Tijuana to buy some supplies that weren't available in San Diego and when passing through

the tourist district I was taken aback by the number of sex clubs. There were quite a few of the

traveste (Spanish for transvestite) clubs. Those peaked my interest and while speaking with

one particular performer he/she mentioned a doctor with a private clinic that would be happy

to do as I wished. This performer had used this doctor and was very satisfied and the results

were not hard on the eyes. The next day I was in his office discussing all of the possibilities.

He truly wanted to do a complete reassignment but that didn't appeal to my desire. He agreed

that he could remove scrotum, testes and penis without harming the ability to have normal

arousal feelings so the next week I was admitted to his small two room hospital. Two rooms

plus nurses station and surgical suite that is. surgery in the morning followed by a nightmarish

evening of a combination of sleep, dream, pushing the pain drip button and more sleep.

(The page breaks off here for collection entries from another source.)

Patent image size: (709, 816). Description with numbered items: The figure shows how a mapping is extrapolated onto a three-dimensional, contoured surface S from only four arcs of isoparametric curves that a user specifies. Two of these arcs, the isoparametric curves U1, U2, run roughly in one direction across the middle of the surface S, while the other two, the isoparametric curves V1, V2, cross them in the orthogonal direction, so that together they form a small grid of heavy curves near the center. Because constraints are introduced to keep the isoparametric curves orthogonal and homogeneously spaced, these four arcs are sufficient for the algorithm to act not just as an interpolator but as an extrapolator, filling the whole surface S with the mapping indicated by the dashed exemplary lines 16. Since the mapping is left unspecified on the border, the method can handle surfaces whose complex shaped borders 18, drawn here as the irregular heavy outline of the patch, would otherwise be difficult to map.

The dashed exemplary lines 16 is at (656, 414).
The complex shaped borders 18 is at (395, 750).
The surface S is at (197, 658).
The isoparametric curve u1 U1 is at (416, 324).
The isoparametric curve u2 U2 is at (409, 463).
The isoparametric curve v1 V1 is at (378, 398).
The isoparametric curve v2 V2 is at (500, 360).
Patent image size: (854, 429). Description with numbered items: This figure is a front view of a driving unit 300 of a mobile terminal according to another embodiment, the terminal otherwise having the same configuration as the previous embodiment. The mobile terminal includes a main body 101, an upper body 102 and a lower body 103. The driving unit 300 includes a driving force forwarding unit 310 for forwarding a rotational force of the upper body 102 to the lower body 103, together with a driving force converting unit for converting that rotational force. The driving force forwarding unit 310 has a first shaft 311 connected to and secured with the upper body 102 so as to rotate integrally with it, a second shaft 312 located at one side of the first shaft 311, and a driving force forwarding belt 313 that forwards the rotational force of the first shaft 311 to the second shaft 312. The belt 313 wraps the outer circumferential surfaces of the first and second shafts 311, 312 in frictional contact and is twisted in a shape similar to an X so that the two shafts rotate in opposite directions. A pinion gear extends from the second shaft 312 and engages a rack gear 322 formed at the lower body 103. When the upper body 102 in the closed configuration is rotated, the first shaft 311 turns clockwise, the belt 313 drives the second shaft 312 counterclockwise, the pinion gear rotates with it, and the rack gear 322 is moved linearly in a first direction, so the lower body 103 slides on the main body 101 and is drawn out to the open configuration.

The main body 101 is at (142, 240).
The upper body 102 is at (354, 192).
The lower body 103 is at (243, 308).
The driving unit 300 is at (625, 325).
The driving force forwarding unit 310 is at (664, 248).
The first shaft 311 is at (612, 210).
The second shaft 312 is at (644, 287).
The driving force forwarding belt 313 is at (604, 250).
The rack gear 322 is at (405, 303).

The next day he told me I needed to wait another day before he could remove the catheter followed

by the time it would take me to have my first pee without help before he would let me leave. Another

night passed until the morning arrived and the catheter was pulled. Probably another 6 hours before

I could manage that first pee. Oh what a relief it was. I dressed and took a taxi back to the border where

I had to walk the gambit of border crossings and get a bus back to the boat. That was one of the longest

most painful walks of my entire life. The seat on the bus was only a small bit of comfort and then climbing up

onto the boat took everything I had. Fortunately he sent me with some pretty good pain pills for the

time and I emerged a week or so later from the cabin with a whole new outlook on life. Been nothing

but better by the day since then. Hope that satisfies your curiosity. The United States is not the

sum and total of all life as we see.